Psiko-Sosyal Uyum ve Dindarlık
Dinin ruh sağlığını nasıl etkilediği meselesi din psikolojisinin araştırma konuları içinde önemli bir yer tutmaktadır. Özellikle Avrupa ve Amerika’da ruh sağlığı göstergeleri (mutluluk, içsel huzur, öz saygı, kaygı, depresyon, umutsuzluk, intihar olasılığı vs.) ile hem genel dindarlık, hem de dindarlığın farklı görüntüleri arasındaki ilişkiler nicel ve nitel çalışmalarla incelenmektedir. Bilhassa son 20-30 yıl içinde bu konuda odaklanan araştırmaların hızla arttığını söyleyebiliriz. Üstelik Batılı literatür incelenecek olursa, din-ruh sağlığı ilişkisinin sadece din psikologları tarafından değil; aynı zamanda psikologlar, psikiyatrlar, hatta sosyologlar tarafından da araştırıldığı görülecektir.
Batı’da hem ruh sağlığının din, hem de dinin ruh sağlığı üzerinde nasıl bir etkide bulunduğu ısrarla araştırıldığı hâlde, maalesef ülkemizde bu mesele üzerinde yoğunlaşan çalışmaların sayısı oldukça sınırlıdır. Dahası, din psikologları hariç, diğer akademik birimlerde görev yapanlar, özellikle psikologlar ve psikiyatrlar ruh sağlığı-din ilişkisine pek fazla ilgi duymamaktadır. Kuşkusuz bunun çok çeşitli sebepleri vardır. Ancak hiçbir sebep insanın ruh sağlığını şu ya da bu şekilde etkilemesi muhtemel olan dinin görmezden gelinmesini mazur gösteremez. Zira aynen psikiyatri gibi din de insanın hizmetinde olup ölümü değil hayatı, mutsuzluğu değil mutluluğu, uyumsuzluğu değil uyumu, kişiliksizliği değil şahsiyetli olmayı, kaygıyı değil umudu, korkuyu değil güvenliği, anlamsızlığı değil anlamı, hastalığı değil sağlığı, nihayet sosyal çözülmeyi değil sosyal bütünleşmeyi istemektedir.
Sosyal bilimci ilke olarak her şeyin her şeyle ilişkisini inceleyebilir, hatta incelemelidir de.
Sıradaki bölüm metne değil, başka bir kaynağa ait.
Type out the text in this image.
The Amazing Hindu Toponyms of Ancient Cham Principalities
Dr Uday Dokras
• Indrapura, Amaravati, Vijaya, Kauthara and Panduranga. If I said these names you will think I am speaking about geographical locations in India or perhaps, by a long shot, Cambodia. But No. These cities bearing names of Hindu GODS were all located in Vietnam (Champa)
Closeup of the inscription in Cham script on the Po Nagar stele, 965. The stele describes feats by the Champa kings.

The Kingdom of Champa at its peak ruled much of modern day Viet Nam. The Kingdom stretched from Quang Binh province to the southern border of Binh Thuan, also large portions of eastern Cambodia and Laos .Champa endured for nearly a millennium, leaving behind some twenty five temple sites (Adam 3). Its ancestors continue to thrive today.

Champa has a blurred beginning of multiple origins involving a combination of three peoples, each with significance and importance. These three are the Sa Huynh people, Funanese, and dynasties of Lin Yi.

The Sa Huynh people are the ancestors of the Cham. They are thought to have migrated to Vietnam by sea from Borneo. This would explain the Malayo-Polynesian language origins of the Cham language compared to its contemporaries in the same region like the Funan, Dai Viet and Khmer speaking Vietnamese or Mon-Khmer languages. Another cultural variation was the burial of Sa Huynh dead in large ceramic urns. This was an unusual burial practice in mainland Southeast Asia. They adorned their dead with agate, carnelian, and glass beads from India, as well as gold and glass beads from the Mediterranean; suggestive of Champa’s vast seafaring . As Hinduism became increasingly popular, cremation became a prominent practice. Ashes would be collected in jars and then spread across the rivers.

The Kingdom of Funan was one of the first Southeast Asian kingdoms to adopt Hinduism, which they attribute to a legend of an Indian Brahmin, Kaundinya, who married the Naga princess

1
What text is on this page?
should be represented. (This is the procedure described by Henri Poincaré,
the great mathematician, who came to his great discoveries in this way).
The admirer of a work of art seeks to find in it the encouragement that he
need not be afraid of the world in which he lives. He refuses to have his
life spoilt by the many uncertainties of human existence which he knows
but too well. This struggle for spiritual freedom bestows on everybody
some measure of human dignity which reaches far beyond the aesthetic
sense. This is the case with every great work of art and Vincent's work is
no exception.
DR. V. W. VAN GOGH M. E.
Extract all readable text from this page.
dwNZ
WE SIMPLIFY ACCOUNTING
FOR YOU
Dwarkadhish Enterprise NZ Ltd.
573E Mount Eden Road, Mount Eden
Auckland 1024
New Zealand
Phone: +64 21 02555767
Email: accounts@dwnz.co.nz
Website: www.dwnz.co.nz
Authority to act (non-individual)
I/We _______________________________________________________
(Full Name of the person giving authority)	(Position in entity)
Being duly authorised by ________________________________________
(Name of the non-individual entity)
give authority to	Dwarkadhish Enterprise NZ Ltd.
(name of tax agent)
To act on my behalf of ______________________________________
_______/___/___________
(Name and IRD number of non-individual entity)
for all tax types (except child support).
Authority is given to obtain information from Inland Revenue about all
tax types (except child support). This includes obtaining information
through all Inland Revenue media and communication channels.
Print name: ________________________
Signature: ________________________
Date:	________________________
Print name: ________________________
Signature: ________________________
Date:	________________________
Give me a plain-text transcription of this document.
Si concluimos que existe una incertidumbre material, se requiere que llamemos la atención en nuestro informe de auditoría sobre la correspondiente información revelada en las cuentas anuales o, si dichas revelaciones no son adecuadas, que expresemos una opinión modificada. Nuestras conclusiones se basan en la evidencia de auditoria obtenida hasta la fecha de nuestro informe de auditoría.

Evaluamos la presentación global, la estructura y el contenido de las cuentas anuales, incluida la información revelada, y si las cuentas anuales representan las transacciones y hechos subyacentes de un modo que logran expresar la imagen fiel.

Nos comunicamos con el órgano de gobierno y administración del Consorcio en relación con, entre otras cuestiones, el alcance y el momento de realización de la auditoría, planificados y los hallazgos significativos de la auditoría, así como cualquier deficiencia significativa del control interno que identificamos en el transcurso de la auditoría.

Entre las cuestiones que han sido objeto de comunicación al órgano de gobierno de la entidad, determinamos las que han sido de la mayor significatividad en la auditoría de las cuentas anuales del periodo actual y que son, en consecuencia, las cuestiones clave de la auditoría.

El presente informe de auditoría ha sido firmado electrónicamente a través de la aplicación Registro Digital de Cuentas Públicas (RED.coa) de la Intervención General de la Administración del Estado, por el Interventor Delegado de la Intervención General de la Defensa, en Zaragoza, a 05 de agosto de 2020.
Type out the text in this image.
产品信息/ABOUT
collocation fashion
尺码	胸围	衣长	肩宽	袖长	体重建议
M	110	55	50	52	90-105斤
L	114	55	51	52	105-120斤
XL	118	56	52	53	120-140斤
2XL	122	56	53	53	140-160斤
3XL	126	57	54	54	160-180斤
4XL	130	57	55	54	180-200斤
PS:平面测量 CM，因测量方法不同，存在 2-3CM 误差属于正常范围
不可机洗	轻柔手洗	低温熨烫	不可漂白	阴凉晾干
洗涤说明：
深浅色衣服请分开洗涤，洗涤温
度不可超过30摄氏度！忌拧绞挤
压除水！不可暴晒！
Bu sebeple din psikolojisi dışındaki akademik birimler tarafından da ruh sağlığı-din arasındaki muhtemel ilişkilerin
çok yönlü bir şekilde ele alınması lazımdır. Şüphesiz bu tür araştırmaların artması için öncelikle katı pozitivist bilim mantığının ve bundan beslenen paradigmaların baskısından kurtulmak gerekir. Zira ruh sağlığını sadece biyokimyasal bir perspektifle medikalize ederek değerlendirmek, indirgemeci bir yaklaşımı benimsemek demektir. ġayet insanın ruh sağlığını etkileyen faktörler sıralanırken psiko-sosyal sebeplerden bahsedilebiliyorsa, ferdin bireysel ve sosyal hayatını düzenlemede önemli bir yer tutan dinî inançlar, dinî ibadetler ve dinî grupların da ihmal edilmemesi gerekir. Modern dünyanın kalabalık içinde yalnızlaştırdığı, dahası anlamsızlık ve yabancılaşma ile karşı karşıya bıraktığı bireylerin psikolojik durumları araştırılırken başka değişkenlerle birlikte dine de en azından temel değişkenlerden birisi olarak yer verilmesi, dinin ruh sağlığı üzerinde nasıl bir etkide bulunduğunu anlamayı kolaylaştıracaktır. Bununla birlikte her türlü din ve dindarlık ruh sağlığını olumlu etkiler tarzında genel bir ifadeyle yola çıkmak ve bunu ispatlamaya çalışmak da, aynen dini dikkate almama gibi, ön yargılı bir tavırdır. Nitekim bugün kendi inanç ve ideolojileri çerçevesinde Batılı bilim adamları, analitik bir tavır takınarak ruh sağlığını olumlu ve olumsuz etkileyen dindarlık biçimlerini ayırmaya çalışmaktadır. Biz bu çalışmamızla hem alandaki boşluğun doldurulmasına küçük bir katkı yapmak, hem de din psikologları dışındaki akademisyenlerin bu meseleye dikkatlerini çekmek istedik.